築年数が10年になれば、一般的には新築の約半分まで相場が落ちます。その後築20年までは下落は緩やかですが、築15年時点で新築価格の3割、築20年で2割程度まで相場が下がると言われています。木造建築の一戸建ては、耐用年数が22年と定められているため、
築20年超の家は市場価値がほとんどゼロになります。
(2) マンション
戸建てに比較してマンション相場の下落は比較的緩やかに進むのが特徴です。
一般的には築5年以内のマンションの売却価格を10とした場合に、築10年で約8割、築20年で約4割程度と推移していきます。
ただし、築15年以後は設備の劣化もあり、全体的にも補修工事の必要性が出てきます。
マンション管理組合の積立金の状況なども大規模な修繕工事が必要となる場合は重要な要素となります。
マンションでは築5年以内であれば新築同様の物件として流通性が高い点があります。
土地は別として建築では物件の築年数が早い方が売れる時、売りやすい時と言えます。
まとめ
・不動産売却のタイミングは、住み替えなどの「個人的な必要性」による場合は時期に関係なく生活の必要性によることになります。

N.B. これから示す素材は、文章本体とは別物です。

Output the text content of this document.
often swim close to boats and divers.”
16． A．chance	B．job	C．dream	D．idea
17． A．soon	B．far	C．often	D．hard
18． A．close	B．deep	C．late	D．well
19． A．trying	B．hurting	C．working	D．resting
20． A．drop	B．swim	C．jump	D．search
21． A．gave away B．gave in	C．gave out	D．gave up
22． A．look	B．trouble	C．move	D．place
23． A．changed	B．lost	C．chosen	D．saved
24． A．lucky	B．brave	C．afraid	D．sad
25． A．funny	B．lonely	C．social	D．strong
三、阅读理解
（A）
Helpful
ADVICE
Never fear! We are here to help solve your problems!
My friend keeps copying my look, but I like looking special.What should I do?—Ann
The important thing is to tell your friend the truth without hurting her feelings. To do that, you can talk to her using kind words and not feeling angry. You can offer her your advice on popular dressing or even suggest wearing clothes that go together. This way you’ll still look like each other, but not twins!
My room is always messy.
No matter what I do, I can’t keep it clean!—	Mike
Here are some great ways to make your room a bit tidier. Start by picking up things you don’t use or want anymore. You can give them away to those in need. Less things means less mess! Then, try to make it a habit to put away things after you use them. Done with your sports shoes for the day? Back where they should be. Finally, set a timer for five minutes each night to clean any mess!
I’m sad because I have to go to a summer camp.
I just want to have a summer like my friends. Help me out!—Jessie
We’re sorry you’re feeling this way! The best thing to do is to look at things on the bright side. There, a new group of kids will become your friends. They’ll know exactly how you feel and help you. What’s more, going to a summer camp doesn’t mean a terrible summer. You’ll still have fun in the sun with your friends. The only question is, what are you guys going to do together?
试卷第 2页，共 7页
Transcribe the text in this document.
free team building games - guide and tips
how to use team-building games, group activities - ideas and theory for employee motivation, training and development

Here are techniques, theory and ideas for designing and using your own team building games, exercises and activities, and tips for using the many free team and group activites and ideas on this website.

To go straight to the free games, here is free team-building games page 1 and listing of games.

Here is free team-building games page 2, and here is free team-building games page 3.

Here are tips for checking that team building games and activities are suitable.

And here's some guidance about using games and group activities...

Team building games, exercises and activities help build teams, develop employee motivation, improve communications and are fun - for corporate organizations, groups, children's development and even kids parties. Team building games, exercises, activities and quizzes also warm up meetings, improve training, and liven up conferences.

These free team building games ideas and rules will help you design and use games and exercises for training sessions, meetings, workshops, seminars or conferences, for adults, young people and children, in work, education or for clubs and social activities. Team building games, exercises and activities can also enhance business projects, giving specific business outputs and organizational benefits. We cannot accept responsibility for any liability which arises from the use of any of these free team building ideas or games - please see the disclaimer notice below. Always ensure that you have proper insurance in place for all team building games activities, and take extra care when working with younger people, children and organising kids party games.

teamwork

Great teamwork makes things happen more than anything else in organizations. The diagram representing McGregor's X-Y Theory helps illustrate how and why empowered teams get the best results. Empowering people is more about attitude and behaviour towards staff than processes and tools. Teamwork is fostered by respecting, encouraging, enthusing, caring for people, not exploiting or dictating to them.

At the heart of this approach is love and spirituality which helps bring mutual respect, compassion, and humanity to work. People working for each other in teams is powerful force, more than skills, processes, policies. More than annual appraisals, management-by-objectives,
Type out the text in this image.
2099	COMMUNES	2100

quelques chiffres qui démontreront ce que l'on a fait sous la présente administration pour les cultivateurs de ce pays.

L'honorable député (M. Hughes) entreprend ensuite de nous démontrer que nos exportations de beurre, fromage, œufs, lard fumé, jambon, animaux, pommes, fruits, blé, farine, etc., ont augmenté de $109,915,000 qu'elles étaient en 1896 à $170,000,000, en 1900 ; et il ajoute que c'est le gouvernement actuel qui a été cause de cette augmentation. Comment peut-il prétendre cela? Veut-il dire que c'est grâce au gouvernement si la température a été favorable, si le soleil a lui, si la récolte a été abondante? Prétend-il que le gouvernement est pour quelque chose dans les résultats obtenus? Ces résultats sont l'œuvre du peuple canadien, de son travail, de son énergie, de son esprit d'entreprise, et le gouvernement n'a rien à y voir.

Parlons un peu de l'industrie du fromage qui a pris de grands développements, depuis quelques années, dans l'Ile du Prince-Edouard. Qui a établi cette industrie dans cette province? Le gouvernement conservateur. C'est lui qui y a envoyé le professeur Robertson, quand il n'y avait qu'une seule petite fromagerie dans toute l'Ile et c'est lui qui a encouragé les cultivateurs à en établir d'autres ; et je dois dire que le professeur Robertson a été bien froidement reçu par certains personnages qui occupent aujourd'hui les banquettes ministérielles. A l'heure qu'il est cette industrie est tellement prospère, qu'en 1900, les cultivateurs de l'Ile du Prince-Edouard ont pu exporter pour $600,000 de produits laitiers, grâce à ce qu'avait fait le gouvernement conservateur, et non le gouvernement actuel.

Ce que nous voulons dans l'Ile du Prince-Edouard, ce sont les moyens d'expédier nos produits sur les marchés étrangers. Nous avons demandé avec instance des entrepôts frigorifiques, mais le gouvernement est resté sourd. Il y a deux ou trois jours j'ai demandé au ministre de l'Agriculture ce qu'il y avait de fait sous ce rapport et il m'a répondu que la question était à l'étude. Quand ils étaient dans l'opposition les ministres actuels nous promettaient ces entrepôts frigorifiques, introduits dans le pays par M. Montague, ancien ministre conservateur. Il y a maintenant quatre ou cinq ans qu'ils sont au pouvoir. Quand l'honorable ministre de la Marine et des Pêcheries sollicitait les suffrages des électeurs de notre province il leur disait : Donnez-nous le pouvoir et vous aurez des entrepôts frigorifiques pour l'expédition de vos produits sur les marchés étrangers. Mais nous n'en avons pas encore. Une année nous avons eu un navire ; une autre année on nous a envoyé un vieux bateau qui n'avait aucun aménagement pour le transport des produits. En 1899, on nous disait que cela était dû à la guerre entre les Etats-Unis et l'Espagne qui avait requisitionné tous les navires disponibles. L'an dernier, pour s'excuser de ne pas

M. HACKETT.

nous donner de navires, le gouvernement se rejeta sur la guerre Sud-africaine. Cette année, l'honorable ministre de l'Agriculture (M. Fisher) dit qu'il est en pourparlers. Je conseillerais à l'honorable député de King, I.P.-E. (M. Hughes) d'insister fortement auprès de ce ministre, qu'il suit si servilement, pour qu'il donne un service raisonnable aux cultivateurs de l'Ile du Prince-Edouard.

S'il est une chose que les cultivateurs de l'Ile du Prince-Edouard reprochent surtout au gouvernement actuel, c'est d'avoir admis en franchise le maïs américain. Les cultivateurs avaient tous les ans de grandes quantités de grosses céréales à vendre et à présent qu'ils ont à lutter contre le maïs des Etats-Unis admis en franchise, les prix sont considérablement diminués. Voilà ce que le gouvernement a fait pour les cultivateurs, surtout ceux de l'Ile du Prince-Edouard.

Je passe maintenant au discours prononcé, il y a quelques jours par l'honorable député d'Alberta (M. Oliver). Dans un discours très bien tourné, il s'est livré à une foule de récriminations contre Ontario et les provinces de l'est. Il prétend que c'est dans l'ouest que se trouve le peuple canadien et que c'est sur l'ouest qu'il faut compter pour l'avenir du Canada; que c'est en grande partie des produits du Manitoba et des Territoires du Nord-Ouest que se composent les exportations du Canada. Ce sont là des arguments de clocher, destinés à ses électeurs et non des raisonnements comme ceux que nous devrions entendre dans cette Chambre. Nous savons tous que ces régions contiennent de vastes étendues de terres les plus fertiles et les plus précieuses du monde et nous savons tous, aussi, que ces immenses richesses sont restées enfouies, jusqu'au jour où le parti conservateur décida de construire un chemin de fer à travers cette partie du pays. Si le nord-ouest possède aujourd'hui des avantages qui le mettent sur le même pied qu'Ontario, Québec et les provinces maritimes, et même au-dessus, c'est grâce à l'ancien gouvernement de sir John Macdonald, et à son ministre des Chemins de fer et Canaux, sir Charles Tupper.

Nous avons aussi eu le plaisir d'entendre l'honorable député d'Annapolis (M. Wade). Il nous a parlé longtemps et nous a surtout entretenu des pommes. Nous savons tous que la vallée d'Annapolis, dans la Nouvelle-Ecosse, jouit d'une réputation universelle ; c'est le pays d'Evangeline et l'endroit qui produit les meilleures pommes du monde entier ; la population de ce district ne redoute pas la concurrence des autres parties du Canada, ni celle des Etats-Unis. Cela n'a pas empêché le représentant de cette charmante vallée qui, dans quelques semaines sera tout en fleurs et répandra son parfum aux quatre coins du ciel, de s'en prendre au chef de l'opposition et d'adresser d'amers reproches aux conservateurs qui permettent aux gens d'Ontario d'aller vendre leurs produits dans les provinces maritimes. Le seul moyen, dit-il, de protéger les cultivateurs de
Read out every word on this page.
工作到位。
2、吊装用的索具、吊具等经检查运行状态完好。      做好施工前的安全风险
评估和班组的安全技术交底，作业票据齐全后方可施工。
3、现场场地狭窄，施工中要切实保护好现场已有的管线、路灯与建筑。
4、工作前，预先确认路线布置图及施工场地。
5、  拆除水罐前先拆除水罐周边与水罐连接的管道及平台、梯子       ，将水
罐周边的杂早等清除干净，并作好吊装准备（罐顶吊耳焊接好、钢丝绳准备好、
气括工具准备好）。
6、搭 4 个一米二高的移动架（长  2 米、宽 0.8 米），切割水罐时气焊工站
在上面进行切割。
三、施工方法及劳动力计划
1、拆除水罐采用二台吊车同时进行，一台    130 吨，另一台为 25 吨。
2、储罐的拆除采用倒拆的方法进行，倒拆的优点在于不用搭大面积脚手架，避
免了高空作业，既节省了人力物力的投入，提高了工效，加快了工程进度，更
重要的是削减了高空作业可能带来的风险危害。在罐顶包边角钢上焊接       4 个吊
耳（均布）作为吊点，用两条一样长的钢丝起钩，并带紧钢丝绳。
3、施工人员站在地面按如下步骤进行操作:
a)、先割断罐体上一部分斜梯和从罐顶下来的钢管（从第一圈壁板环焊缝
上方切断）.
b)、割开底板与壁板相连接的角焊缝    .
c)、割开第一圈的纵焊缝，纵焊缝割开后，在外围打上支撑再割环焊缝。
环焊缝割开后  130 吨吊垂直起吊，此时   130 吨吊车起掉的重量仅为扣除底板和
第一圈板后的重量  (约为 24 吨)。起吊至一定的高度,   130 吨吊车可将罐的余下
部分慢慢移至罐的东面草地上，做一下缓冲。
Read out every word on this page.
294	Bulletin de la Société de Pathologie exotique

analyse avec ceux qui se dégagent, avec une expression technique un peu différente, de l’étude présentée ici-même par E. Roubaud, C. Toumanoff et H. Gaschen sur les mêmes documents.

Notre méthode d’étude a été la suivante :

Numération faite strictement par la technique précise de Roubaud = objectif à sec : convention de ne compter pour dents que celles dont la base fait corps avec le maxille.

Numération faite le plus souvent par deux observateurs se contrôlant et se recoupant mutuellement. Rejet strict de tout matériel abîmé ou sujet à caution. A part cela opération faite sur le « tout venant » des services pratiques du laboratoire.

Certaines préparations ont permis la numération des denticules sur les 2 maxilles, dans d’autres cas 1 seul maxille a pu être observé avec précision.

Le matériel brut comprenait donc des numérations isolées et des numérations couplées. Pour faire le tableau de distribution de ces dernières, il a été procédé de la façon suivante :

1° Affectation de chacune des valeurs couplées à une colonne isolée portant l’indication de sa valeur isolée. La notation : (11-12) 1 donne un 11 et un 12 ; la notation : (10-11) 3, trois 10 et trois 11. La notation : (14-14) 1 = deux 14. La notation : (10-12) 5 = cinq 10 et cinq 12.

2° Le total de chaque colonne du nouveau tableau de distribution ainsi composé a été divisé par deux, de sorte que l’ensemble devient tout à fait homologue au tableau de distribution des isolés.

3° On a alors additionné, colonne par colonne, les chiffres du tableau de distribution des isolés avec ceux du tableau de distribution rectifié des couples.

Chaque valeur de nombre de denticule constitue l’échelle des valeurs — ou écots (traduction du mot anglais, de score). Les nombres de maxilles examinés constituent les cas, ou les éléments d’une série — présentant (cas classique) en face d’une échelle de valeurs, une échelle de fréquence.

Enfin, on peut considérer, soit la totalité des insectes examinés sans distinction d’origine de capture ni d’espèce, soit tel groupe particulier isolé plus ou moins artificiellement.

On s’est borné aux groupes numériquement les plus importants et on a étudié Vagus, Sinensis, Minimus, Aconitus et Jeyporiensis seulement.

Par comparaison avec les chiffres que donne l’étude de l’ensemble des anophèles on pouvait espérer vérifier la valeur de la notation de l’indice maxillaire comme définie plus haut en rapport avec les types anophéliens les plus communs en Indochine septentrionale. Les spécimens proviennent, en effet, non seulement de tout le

・ただし、自分が住んでいない住宅の相続物件などの場合は、時間をかけて売却できるため売れる時、売りやすい時について知っておくとプラスになります。
・不動産販売についてもマーケティングは必要で、市況、時期、ローン金利、税金の優遇措置、物件の築年数などがカギになります。
・市況では好景気の時が売れる時期です。
・時期では、毎年2~3月が売れる時です。
・ローン金利では低金利の時が売れる時です。
・税金の優遇措置は適用できる期間が有利です。
・物件の築年数は浅ければ浅いほど売れる時になります。